I was sitting alone in the library at Georgetown University when my mom broke the news to me. A man from Indiana had broke into my Toledo, Ohio mosque and had attempted to burn down the building. Only hours before the incident my younger 13-year-old brother was at the mosque with many members of our community. Hundreds of miles away from home, I felt utterly helpless and powerless to the act of hatred that was perpetrated against my personal place of worship. Many lives were spared that day and the building still stands to share its story, yet the feeling of discomfort and unease has yet to leave my mind.

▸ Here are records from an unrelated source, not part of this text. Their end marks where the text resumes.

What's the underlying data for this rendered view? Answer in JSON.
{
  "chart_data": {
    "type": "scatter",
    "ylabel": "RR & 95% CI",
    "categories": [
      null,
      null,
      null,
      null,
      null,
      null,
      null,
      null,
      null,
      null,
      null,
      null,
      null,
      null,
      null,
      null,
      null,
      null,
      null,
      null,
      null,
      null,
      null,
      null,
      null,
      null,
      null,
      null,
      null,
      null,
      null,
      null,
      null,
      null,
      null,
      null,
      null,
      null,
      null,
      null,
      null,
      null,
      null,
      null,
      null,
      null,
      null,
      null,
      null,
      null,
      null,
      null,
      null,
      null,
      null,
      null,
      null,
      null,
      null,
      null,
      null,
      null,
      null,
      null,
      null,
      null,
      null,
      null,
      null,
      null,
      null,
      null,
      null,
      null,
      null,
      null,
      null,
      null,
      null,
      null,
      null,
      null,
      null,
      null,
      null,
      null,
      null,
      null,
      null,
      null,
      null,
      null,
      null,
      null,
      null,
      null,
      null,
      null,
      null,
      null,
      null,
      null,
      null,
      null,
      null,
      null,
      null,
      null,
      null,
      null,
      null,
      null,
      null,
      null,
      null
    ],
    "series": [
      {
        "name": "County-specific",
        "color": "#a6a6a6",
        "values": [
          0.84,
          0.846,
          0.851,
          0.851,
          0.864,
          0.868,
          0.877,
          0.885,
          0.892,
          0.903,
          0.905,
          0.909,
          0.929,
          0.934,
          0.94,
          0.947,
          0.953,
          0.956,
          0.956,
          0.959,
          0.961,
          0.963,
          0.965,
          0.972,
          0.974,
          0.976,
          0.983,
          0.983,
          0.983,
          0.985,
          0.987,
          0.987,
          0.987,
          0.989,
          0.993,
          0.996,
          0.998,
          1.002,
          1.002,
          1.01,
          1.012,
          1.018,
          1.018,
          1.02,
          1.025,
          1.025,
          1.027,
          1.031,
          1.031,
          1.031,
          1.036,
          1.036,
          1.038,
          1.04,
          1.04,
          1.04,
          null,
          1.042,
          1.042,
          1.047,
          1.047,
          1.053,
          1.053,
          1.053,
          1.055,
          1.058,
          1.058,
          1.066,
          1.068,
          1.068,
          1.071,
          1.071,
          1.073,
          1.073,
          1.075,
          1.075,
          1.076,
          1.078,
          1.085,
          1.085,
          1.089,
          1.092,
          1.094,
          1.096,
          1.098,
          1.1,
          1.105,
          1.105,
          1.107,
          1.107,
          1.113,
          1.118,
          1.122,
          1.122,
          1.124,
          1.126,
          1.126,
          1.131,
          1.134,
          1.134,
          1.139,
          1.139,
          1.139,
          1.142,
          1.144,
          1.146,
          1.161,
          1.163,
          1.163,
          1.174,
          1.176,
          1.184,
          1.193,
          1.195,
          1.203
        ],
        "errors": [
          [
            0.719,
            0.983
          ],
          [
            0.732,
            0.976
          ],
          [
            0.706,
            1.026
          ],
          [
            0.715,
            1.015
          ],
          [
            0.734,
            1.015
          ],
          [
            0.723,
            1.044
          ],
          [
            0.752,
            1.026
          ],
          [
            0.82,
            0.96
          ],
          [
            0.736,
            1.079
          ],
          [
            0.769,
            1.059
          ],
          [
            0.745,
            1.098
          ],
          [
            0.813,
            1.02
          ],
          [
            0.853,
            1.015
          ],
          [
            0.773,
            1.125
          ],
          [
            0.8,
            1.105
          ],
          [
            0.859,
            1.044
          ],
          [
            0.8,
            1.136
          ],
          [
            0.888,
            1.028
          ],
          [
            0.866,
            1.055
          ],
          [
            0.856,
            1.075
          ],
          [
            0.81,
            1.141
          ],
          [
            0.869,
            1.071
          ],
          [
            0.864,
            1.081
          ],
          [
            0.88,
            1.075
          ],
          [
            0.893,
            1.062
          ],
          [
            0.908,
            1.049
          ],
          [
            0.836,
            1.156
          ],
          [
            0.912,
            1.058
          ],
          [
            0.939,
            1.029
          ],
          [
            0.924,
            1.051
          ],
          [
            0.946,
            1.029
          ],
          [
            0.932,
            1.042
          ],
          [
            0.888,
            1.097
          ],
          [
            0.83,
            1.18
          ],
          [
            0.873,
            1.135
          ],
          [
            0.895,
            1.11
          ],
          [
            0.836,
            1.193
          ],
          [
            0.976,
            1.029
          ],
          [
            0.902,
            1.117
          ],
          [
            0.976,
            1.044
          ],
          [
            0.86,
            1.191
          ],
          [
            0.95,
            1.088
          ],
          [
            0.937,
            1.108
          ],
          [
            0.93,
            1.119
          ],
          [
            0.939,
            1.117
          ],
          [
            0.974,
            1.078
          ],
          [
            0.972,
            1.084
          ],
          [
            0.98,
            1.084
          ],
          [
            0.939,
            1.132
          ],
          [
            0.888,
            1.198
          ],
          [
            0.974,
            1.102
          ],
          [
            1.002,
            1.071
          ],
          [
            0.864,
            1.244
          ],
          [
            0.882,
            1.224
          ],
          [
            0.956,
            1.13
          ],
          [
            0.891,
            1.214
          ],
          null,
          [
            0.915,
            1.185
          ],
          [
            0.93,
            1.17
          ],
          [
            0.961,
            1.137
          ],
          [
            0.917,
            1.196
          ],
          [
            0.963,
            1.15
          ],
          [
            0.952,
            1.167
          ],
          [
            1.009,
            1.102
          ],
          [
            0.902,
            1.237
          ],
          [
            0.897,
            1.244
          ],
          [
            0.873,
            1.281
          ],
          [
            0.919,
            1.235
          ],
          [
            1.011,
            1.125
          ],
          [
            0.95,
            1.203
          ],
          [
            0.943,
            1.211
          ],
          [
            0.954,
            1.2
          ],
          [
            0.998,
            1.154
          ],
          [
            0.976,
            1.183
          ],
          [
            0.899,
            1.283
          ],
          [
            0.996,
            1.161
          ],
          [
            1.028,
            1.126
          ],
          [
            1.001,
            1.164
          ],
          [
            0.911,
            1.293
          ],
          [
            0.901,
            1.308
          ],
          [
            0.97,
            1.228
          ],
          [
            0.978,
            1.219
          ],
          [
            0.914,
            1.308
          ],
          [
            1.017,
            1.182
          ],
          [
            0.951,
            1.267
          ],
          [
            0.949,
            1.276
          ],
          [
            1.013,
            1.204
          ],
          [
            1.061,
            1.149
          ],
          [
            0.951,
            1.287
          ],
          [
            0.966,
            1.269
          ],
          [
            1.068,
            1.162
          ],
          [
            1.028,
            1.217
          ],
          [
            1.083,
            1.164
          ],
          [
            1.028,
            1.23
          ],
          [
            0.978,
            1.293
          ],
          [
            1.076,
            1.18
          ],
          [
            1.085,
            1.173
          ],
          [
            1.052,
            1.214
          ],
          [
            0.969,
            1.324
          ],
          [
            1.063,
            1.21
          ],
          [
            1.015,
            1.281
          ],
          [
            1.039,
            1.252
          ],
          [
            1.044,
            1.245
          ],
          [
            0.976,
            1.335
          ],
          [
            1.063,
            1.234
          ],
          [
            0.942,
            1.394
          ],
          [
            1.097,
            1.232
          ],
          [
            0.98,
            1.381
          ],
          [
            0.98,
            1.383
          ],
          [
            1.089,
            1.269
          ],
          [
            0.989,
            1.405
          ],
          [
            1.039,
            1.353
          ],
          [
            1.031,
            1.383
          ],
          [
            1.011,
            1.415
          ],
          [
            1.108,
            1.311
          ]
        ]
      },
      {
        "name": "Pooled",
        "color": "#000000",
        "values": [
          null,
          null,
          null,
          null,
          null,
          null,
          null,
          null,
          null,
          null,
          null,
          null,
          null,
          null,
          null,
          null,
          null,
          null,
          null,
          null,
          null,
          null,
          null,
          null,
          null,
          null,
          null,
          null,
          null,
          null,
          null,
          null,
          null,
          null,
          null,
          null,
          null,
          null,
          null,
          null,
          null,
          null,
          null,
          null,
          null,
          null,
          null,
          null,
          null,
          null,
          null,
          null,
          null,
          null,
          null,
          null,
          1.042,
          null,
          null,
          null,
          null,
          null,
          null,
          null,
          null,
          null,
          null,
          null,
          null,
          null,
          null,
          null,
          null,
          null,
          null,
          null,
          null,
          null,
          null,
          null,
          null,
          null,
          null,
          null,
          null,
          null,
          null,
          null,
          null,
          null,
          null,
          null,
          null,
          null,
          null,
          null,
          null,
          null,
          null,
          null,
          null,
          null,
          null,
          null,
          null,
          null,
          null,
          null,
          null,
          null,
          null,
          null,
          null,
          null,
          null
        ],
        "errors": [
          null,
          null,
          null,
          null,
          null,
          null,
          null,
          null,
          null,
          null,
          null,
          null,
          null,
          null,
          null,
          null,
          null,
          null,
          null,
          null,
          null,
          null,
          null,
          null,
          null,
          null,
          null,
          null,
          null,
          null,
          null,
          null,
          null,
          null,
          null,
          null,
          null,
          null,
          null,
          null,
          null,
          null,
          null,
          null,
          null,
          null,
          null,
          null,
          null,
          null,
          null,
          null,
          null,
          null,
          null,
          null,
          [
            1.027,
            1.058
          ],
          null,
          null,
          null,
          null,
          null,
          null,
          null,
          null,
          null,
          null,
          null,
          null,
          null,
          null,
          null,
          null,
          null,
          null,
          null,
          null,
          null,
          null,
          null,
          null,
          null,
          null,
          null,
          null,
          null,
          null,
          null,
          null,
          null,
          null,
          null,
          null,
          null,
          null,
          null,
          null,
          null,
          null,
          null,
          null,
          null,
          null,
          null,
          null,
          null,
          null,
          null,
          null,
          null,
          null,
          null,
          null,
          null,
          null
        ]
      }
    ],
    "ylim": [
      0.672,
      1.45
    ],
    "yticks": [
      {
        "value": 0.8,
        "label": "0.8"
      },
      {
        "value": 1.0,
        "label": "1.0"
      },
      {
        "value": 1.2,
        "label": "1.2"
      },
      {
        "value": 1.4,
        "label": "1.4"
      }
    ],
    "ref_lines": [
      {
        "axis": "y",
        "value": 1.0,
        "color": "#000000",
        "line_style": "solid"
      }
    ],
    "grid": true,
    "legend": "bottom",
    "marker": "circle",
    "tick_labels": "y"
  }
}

As a kid, I grew up in the mosque. The mosque is more than just four walls intended to be a house of prayer. It houses the laughter, solidarity, and love of an entire community. It houses all the memories of my childhood. Football games on Ramadan nights before the special Taraweeh prayers. Meeting new people and making friends while avoiding having to do work at our annual International Festival. Learning my Islamic knowledge in Sunday school and laughing with all my best friends at lunch afterwards. My childhood took place at this building, in this mosque. The mosque has always felt like an extension of my home, a place of true comfort to me. But since that Sunday, it has not been the same. I do not know how long it will take for me to feel fully comfortable at my mosque again, but for the time being it feels very foreign. An act of hate, a hatred that stems fundamentally against who I am was committed at the mosque, and for that reason there is a sense of discomfort associated with the building.

A few weeks after the incident I was home for Eid-al-Adha, celebrating the end of Hajj, or the Pilgrimage to Mecca. The building is uninhabitable, at least for the next few months, leaving our community completely displaced. We conducted prayer at a local indoor athletic facility. As I looked around the room, seeing people bow down onto a soccer field, I fully realized what it meant to be displaced. Our prayers and religious services are done in other facilities. We have lost the place where our community comes together, our place of connection to each other. But as the building is renovated and fixed from the inside, so too heals our community. In the weeks since the attack, we have already begun to heal.

Support has poured in from around the community. Politicians, rabbis, priests, police officers, and community leaders have come together to show us that we belong in this country and have the right to practice our religion freely, a right that they will always defend. They have assured us that we are an integral part of the community, and that they will always stand alongside us. Islam, just like any other religion, is one of peace, and when violence is enacted solely to disturb the practice of a right that is endowed on every human being—the right to practice one’s religion freely—no one from any religion should stand for it. Though the attack has left a feeling of discomfort, the reception and response to it from the general community has made us stronger and made us feel as though we will always have a home in Toledo. I know that our community will be resilient to the attack. Our community and our mosque will be filled laughter, love, and solidarity once again. I am confident that generations ahead will enjoy these walls, God willing, and share in creating more and more happy, loving memories. May God protect us all from acts of hatred and allow us to come together to learn from one another and grow together in the common spirit of all religions, Amen.